Nucleic Acids Research | 2017
Massimo Andreatta; Bruno Alvarez; Morten Nielsen
Abstract Receptor interactions with short linear peptide fragments (ligands) are at the base of many biological signaling processes. Conserved and information-rich amino acid patterns, commonly called sequence motifs, shape and regulate these interactions. Because of the properties of a receptor-ligand system or of the assay used to interrogate it, experimental data often contain multiple sequence motifs. GibbsCluster is a powerful tool for unsupervised motif discovery because it can simultaneously cluster and align peptide data. The GibbsCluster 2.0 presented here is an improved version incorporating insertion and deletions accounting for variations in motif length in the peptide input. In basic terms, the program takes as input a set of peptide sequences and clusters them into meaningful groups. It returns the optimal number of clusters it identified, together with the sequence alignment and sequence motif characterizing each cluster. Several parameters are available to customize cluster analysis, including adjustable penalties for small clusters and overlapping groups and a trash cluster to remove outliers. As an example application, we used the server to deconvolute multiple specificities in large-scale peptidome data generated by mass spectrometry. The server is available at http://www.cbs.dtu.dk/services/GibbsCluster-2.0.

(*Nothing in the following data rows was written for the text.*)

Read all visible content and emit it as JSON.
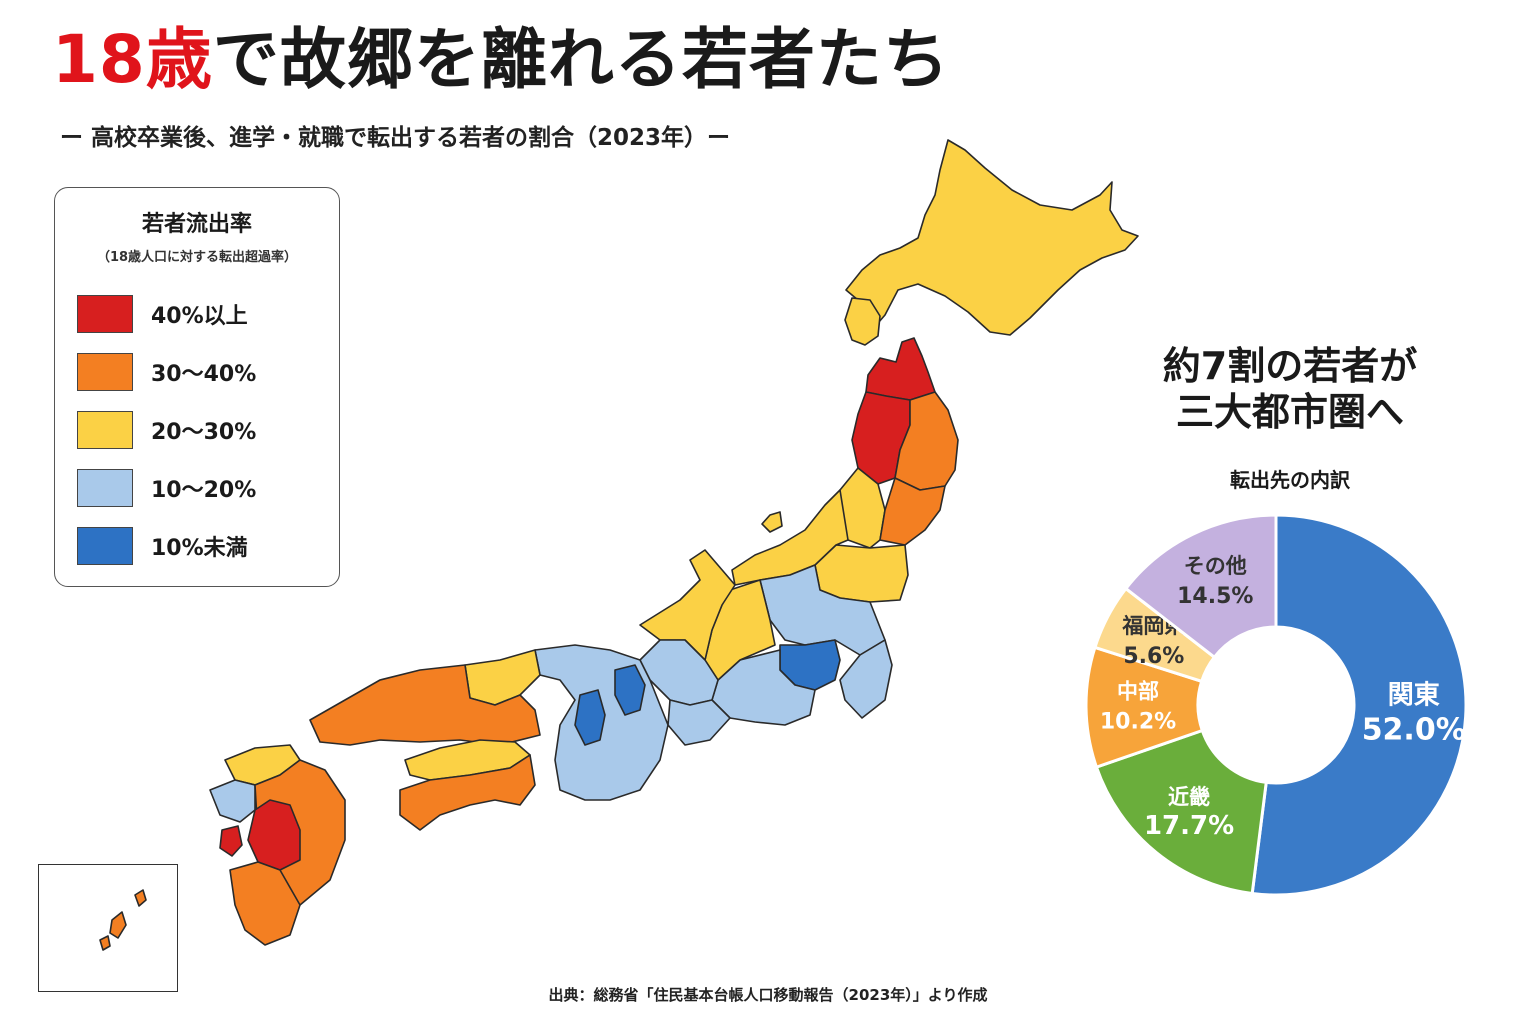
{
  "title": {
    "accent": "18歳",
    "rest": "で故郷を離れる若者たち"
  },
  "subtitle": "ー 高校卒業後、進学・就職で転出する若者の割合（2023年）ー",
  "legend": {
    "title": "若者流出率",
    "subtitle": "（18歳人口に対する転出超過率）",
    "items": [
      {
        "label": "40%以上",
        "color": "#d71f1f"
      },
      {
        "label": "30〜40%",
        "color": "#f37f22"
      },
      {
        "label": "20〜30%",
        "color": "#fbd145"
      },
      {
        "label": "10〜20%",
        "color": "#a9c9ea"
      },
      {
        "label": "10%未満",
        "color": "#2d72c4"
      }
    ]
  },
  "donut": {
    "heading_line1": "約7割の若者が",
    "heading_line2": "三大都市圏へ",
    "caption": "転出先の内訳",
    "slices": [
      {
        "name": "関東",
        "value": 52.0,
        "label": "52.0%",
        "color": "#3a7bc8"
      },
      {
        "name": "近畿",
        "value": 17.7,
        "label": "17.7%",
        "color": "#6aae3b"
      },
      {
        "name": "中部",
        "value": 10.2,
        "label": "10.2%",
        "color": "#f7a43a"
      },
      {
        "name": "福岡県",
        "value": 5.6,
        "label": "5.6%",
        "color": "#fcd98d"
      },
      {
        "name": "その他",
        "value": 14.5,
        "label": "14.5%",
        "color": "#c4b1df"
      }
    ]
  },
  "source": "出典：総務省「住民基本台帳人口移動報告（2023年）」より作成"
}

Journal of Biological Chemistry | 2017
Soumya G. Remesh; Massimo Andreatta; Ge Ying; Thomas Kaever; Morten Nielsen; Curtis McMurtrey; William H. Hildebrand; Bjoern Peters; Dirk M. Zajonc
Peptide antigen presentation by major histocompatibility complex (MHC) class I proteins initiates CD8+ T cell-mediated immunity against pathogens and cancers. MHC I molecules typically bind peptides with 9 amino acids in length with both ends tucked inside the major A and F binding pockets. It has been known for a while that longer peptides can also bind by either bulging out of the groove in the middle of the peptide or by binding in a zigzag fashion inside the groove. In a recent study, we identified an alternative binding conformation of naturally occurring peptides from Toxoplasma gondii bound by HLA-A*02:01. These peptides were extended at the C terminus (PΩ) and contained charged amino acids not more than 3 residues after the anchor amino acid at PΩ, which enabled them to open the F pocket and expose their C-terminal extension into the solvent. Here, we show that the mechanism of F pocket opening is dictated by the charge of the first charged amino acid found within the extension. Although positively charged amino acids result in the Tyr-84 swing, amino acids that are negatively charged induce a not previously described Lys-146 lift. Furthermore, we demonstrate that the peptides with alternative binding modes have properties that fit very poorly to the conventional MHC class I pathway and suggest they are presented via alternative means, potentially including cross-presentation via the MHC class II pathway.